The image shows an architecture diagram illustrating how Oracle Autonomous Transaction Processing Serverless can run in Google Cloud for high availability and data backup.
The process starts with "Users" on the left, who connect to the infrastructure via "Cloud Load Balancer" and "Cloud Armor" on Google Cloud. The load balancer directs traffic to "Cloud Run" services, which exist in both a primary and a standby Google Cloud region.
Each "Cloud Run" service connects to a "Serverless VPC Access connector," enabling secure access to databases. These connectors link to "Oracle Database@Google Cloud child site," which contains a "VCN" (Virtual Cloud Network) and "Subnet." This setup offers "Private Connectivity" to "Oracle Autonomous Transaction Processing Serverless" databases.
The diagram shows that both primary and standby regions use these secure, private connections to the database services. An arrow labeled "Automatic backup" leads from the primary Oracle Autonomous Transaction Processing Serverless database to "OCI Object Storage" in the "OCI Region" section at the far right. Similarly, the standby database also points to another "OCI Object Storage" in a different OCI Region.

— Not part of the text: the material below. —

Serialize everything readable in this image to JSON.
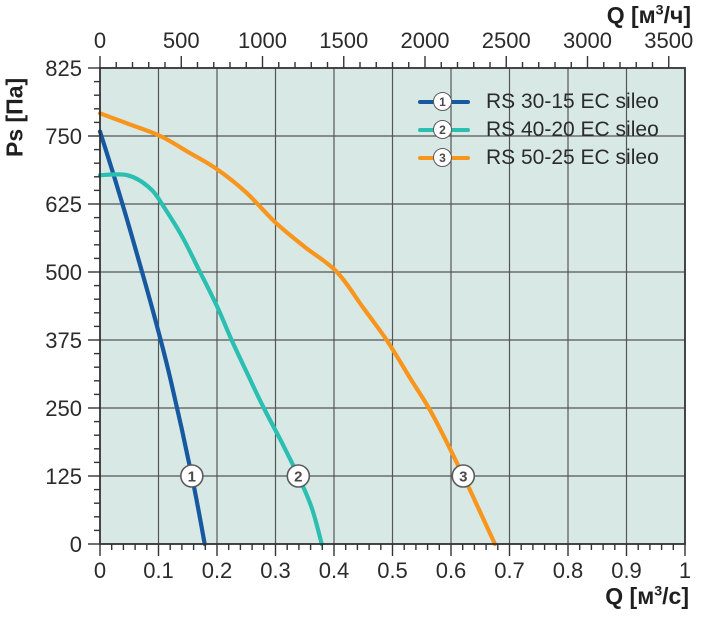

There is a connection labeled "Cross-region Autonomous Data Guard" between the databases in the primary and standby Google Cloud regions, supporting data replication and failover between them.
At the top, the architecture is grouped under "Google Cloud – Project A," with virtual networks managed under "VPC default" and "OCI managed network." The OCI regions on the far right are designated as "OCI Region."
In summary, the image demonstrates a secure, redundant architecture for running applications on Google Cloud with transaction processing and automated backups on OCI, providing resilient and protected data storage.